The full pipeline consists of 3 stages:
- Stage 1: Findings generation (image → radiology findings)
- Stage 2: Impression generation (image → clinical impression)
- Stage 3: Multi-turn conversation (findings + impression + dialogue)
This repository corresponds to:
- Stage: 2 (Impression)
- Task: Generate clinical impression (final conclusion) from chest X-ray images
- Domain: Vietnamese medical imaging (Chest X-ray)
The model is fine-tuned from Qwen2-VL and evaluated against multiple architectures (InternVL, Vintern, Qwen2-VL, MiniCPM-V, LaVy).

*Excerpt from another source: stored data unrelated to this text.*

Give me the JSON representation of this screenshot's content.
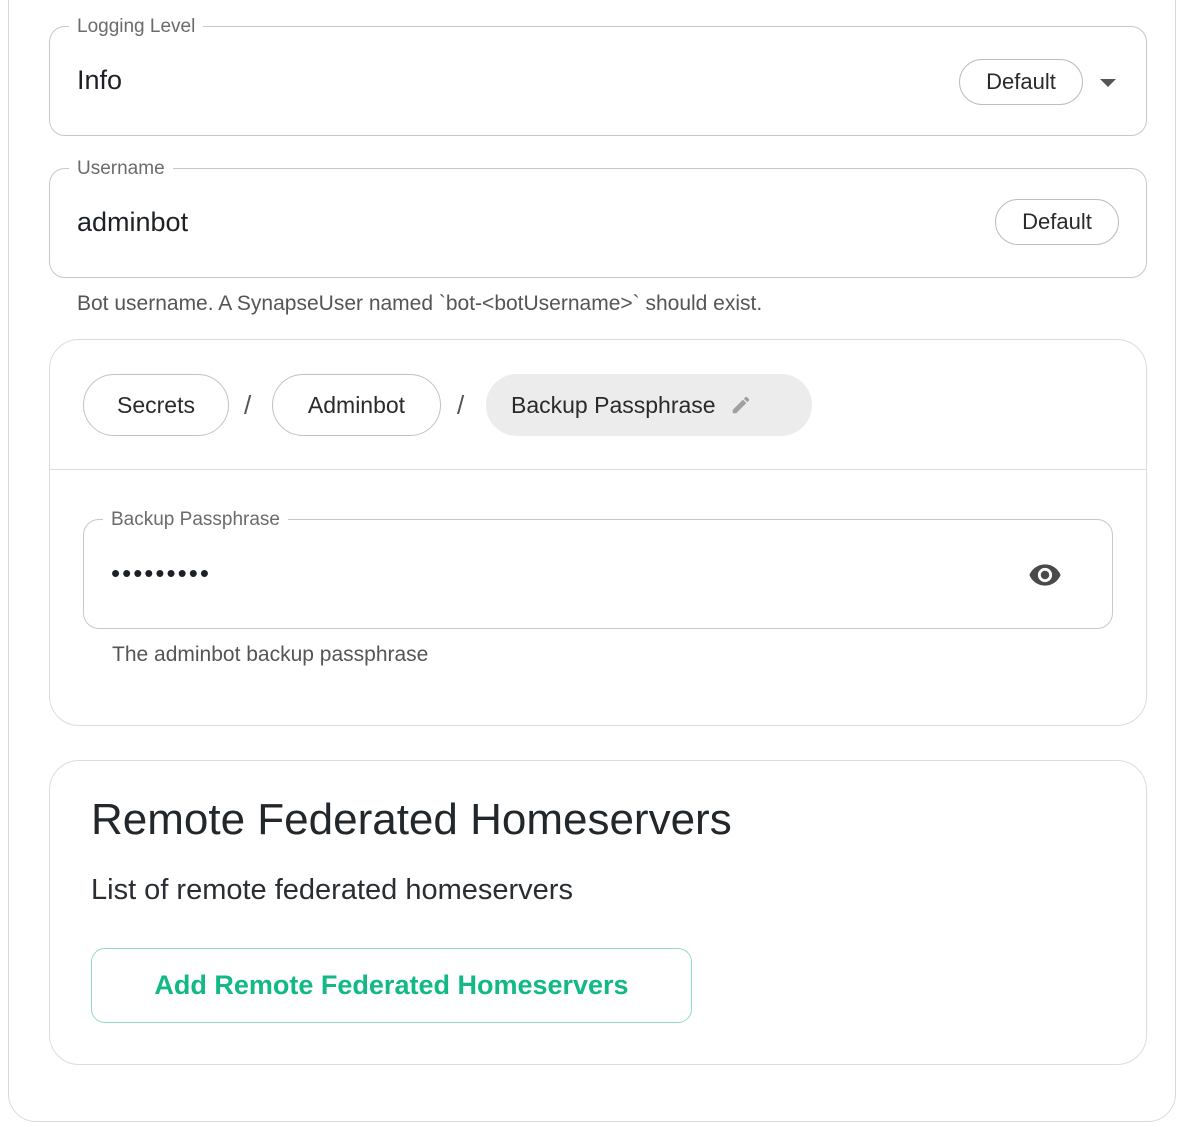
{
  "logging_level": {
    "label": "Logging Level",
    "value": "Info",
    "default_chip": "Default"
  },
  "username": {
    "label": "Username",
    "value": "adminbot",
    "default_chip": "Default",
    "helper": "Bot username. A SynapseUser named `bot-<botUsername>` should exist."
  },
  "secret_card": {
    "breadcrumbs": [
      {
        "label": "Secrets"
      },
      {
        "label": "Adminbot"
      },
      {
        "label": "Backup Passphrase"
      }
    ],
    "separator": "/",
    "passphrase_field": {
      "label": "Backup Passphrase",
      "masked_value": "•••••••••",
      "helper": "The adminbot backup passphrase"
    }
  },
  "federation_card": {
    "title": "Remote Federated Homeservers",
    "description": "List of remote federated homeservers",
    "add_button": "Add Remote Federated Homeservers"
  },
  "colors": {
    "accent_green": "#12b886",
    "border": "#c8c8c8",
    "chip_active_bg": "#ececec"
  }
}
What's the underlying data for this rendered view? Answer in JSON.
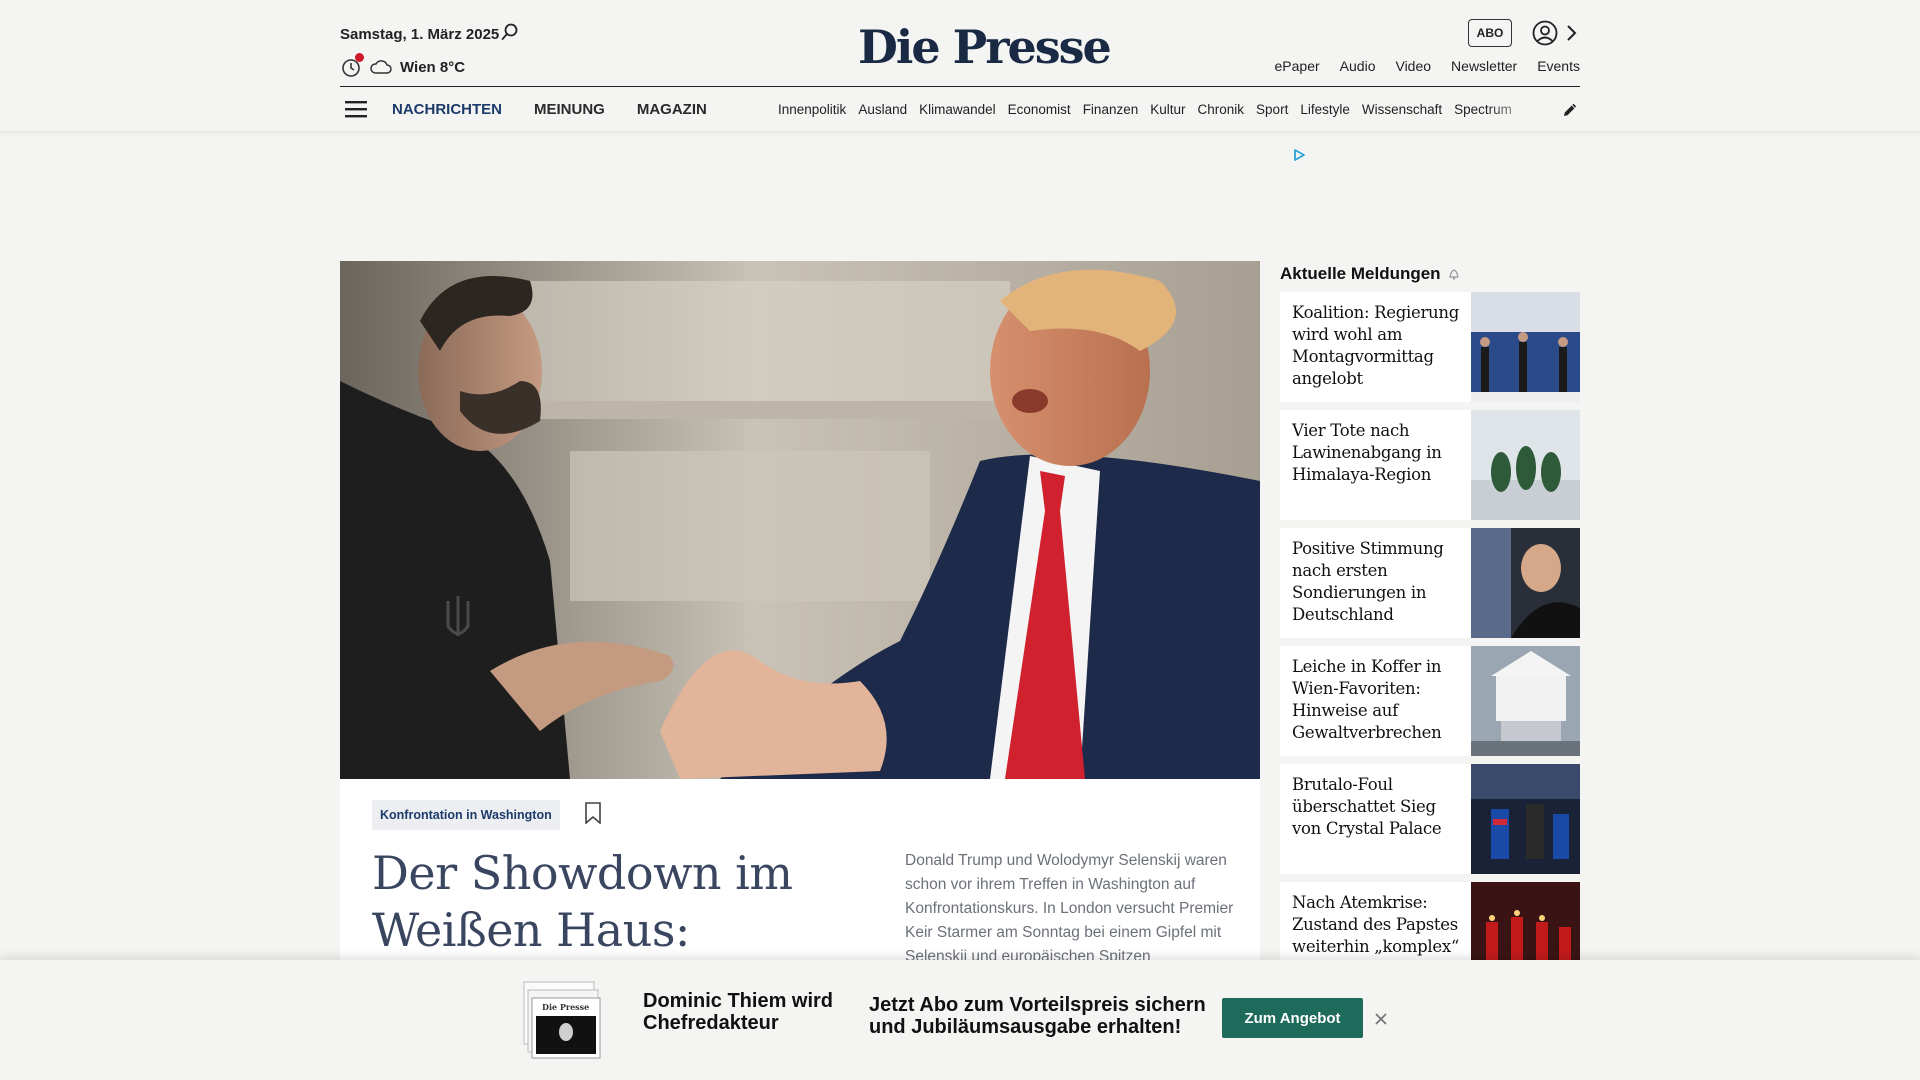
{
  "header": {
    "date": "Samstag, 1. März 2025",
    "weather": "Wien 8°C",
    "logo": "Die Presse",
    "abo_label": "ABO",
    "links": [
      "ePaper",
      "Audio",
      "Video",
      "Newsletter",
      "Events"
    ]
  },
  "nav": {
    "main": [
      "NACHRICHTEN",
      "MEINUNG",
      "MAGAZIN"
    ],
    "sub": [
      "Innenpolitik",
      "Ausland",
      "Klimawandel",
      "Economist",
      "Finanzen",
      "Kultur",
      "Chronik",
      "Sport",
      "Lifestyle",
      "Wissenschaft",
      "Spectrum"
    ]
  },
  "hero": {
    "tag": "Konfrontation in Washington",
    "headline": "Der Showdown im Weißen Haus: Anatomie",
    "teaser": "Donald Trump und Wolodymyr Selenskij waren schon vor ihrem Treffen in Washington auf Konfrontationskurs. In London versucht Premier Keir Starmer am Sonntag bei einem Gipfel mit Selenskij und europäischen Spitzen"
  },
  "sidebar": {
    "title": "Aktuelle Meldungen",
    "items": [
      {
        "title": "Koalition: Regierung wird wohl am Montagvormittag angelobt"
      },
      {
        "title": "Vier Tote nach Lawinenabgang in Himalaya-Region"
      },
      {
        "title": "Positive Stimmung nach ersten Sondierungen in Deutschland"
      },
      {
        "title": "Leiche in Koffer in Wien-Favoriten: Hinweise auf Gewaltverbrechen"
      },
      {
        "title": "Brutalo-Foul überschattet Sieg von Crystal Palace"
      },
      {
        "title": "Nach Atemkrise: Zustand des Papstes weiterhin „komplex“"
      }
    ]
  },
  "banner": {
    "name": "Dominic Thiem wird Chefredakteur",
    "text": "Jetzt Abo zum Vorteilspreis sichern und Jubiläumsausgabe erhalten!",
    "button": "Zum Angebot",
    "newspaper_logo": "Die Presse"
  },
  "colors": {
    "accent_navy": "#1c3b6b",
    "cta_green": "#1e6b5b",
    "live_red": "#d0182b"
  }
}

Among all models, Qwen2-VL-7B achieved the best performance, but this model is provided for benchmarking and comparison.
2. Installation
pip install torch torchvision transformers qwen-vl-utils pillow
3. Inference
GPU is recommended.
from transformers import Qwen2VLForConditionalGeneration, AutoProcessor
from qwen_vl_utils import process_vision_info
import torch
model = Qwen2VLForConditionalGeneration.from_pretrained(
"THP2903/Qwen2-VL-2B-Instruct_impression",
torch_dtype="auto",
device_map="auto"
)
processor = AutoProcessor.from_pretrained("THP2903/Qwen2-VL-2B-Instruct_impression")
messages = [
{
"role": "user",
"content": [
{
"type": "image",
"image": "your_image.jpg",
},
{
"type": "text",
"text": "Ảnh chụp xray benh nhân nam, 48 tuổi PA ket luan bị gì?",
},
],
}
]
text = processor.apply_chat_template(
messages,
tokenize=False,
add_generation_prompt=True
)
image_inputs, video_inputs = process_vision_info(messages)
inputs = processor(
text=[text],
images=image_inputs,
videos=video_inputs,
padding=True,
return_tensors="pt",
)
inputs = inputs.to("cuda")
generated_ids = model.generate(**inputs, max_new_tokens=512)
generated_ids_trimmed = [
out_ids[len(in_ids):] for in_ids, out_ids in zip(inputs.input_ids, generated_ids)
]
output_text = processor.batch_decode(
generated_ids_trimmed,
skip_special_tokens=True,
clean_up_tokenization_spaces=False
)
print(output_text)
4. Notes
- Input must be a chest X-ray image
- Output is the final clinical impression (diagnostic conclusion)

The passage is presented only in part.